Dr. Henry A. Kissinger seemed to imply today that President Nixon’s decision to mine North Vietnamese harbors is no more “an unacceptable risk” than Soviet arming of Egyptian forces along the Suez Canal. The President’s national security advisor pointed out at a news conference that the Soviet supply of sophisticated weapons to the North Vietnamese for their invasion of South Vietnam was the second time in two years that Soviet arms had “fueled military upheavals.” He put the “upheavals” in the context that they had occurred in the two years in which the Soviet Union and the United States have been engaged in preparing for the summit conference which is still scheduled to begin two weeks from now.
The President in his speech last night alluded to the Middle East situation as follows: “An American defeat in Vietnam would encourage this kind of aggression all over the world, aggression in which smaller nations armed by their major allies could be tempted to attack neighboring nations at will in the Mideast, in Europe and other areas. World peace would be in grave jeopardy.”
Observers here recalled the sharp criticism by the President in his report on foreign policy issued last January with reference to Soviet equipment and forces in the Eastern Mediterranean area. State Department sources, queried for a clarification, declined to expand on Dr. Kissinger’s statement regarding the Soviet “fueling of upheavals.” However, it was also recalled that the Soviet Union was the chief supplier of weapons to India’s Armies in the fighting with Pakistan last December.
Although there was no immediate official reaction from the Israel Embassy here to Nixon’s address last night, it was recalled here that Israel’s Foreign Minister Abba Eban had issued a statement on April 21 dealing with America’s escalation of bombing North Vietnam. Speaking at the National Press Club here Eban was asked whether it would “shake your credibility in the United States if the US would pull all Americans out of Vietnam.”
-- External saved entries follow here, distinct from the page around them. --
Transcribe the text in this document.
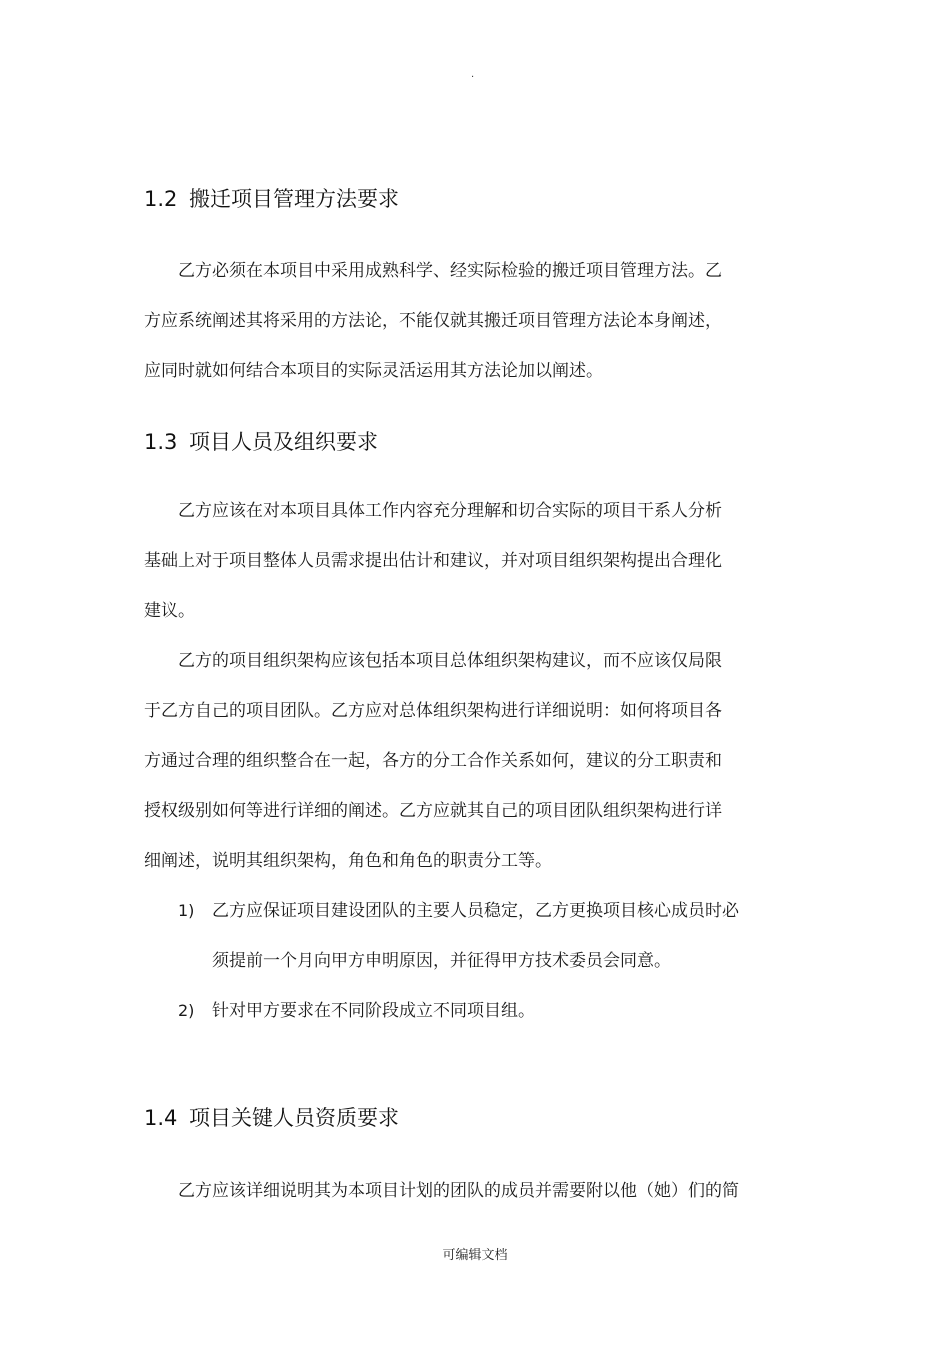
·
1.2 搬迁项目管理方法要求
乙方必须在本项目中采用成熟科学、经实际检验的搬迁项目管理方法。乙
方应系统阐述其将采用的方法论，不能仅就其搬迁项目管理方法论本身阐述，
应同时就如何结合本项目的实际灵活运用其方法论加以阐述。
1.3 项目人员及组织要求
乙方应该在对本项目具体工作内容充分理解和切合实际的项目干系人分析
基础上对于项目整体人员需求提出估计和建议，并对项目组织架构提出合理化
建议。
乙方的项目组织架构应该包括本项目总体组织架构建议，而不应该仅局限
于乙方自己的项目团队。乙方应对总体组织架构进行详细说明：如何将项目各
方通过合理的组织整合在一起，各方的分工合作关系如何，建议的分工职责和
授权级别如何等进行详细的阐述。乙方应就其自己的项目团队组织架构进行详
细阐述，说明其组织架构，角色和角色的职责分工等。
1) 乙方应保证项目建设团队的主要人员稳定，乙方更换项目核心成员时必
须提前一个月向甲方申明原因，并征得甲方技术委员会同意。
2) 针对甲方要求在不同阶段成立不同项目组。
1.4 项目关键人员资质要求
乙方应该详细说明其为本项目计划的团队的成员并需要附以他（她）们的简
可编辑文档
Eban replied: “It was our national feeling, as it was the feeling of many other countries, that there was a strong hope for the de-escalation and, therefore, the eventual liquidation of the conflict. This was the policy of the United States, as enunciated, and it looked as if things were moving in that direction, and therefore, a decision from the north to create and intensify escalation is not only a regional event, it is a grave international event. I wouldn’t like to draw any deductions from it specifically about the Middle East.”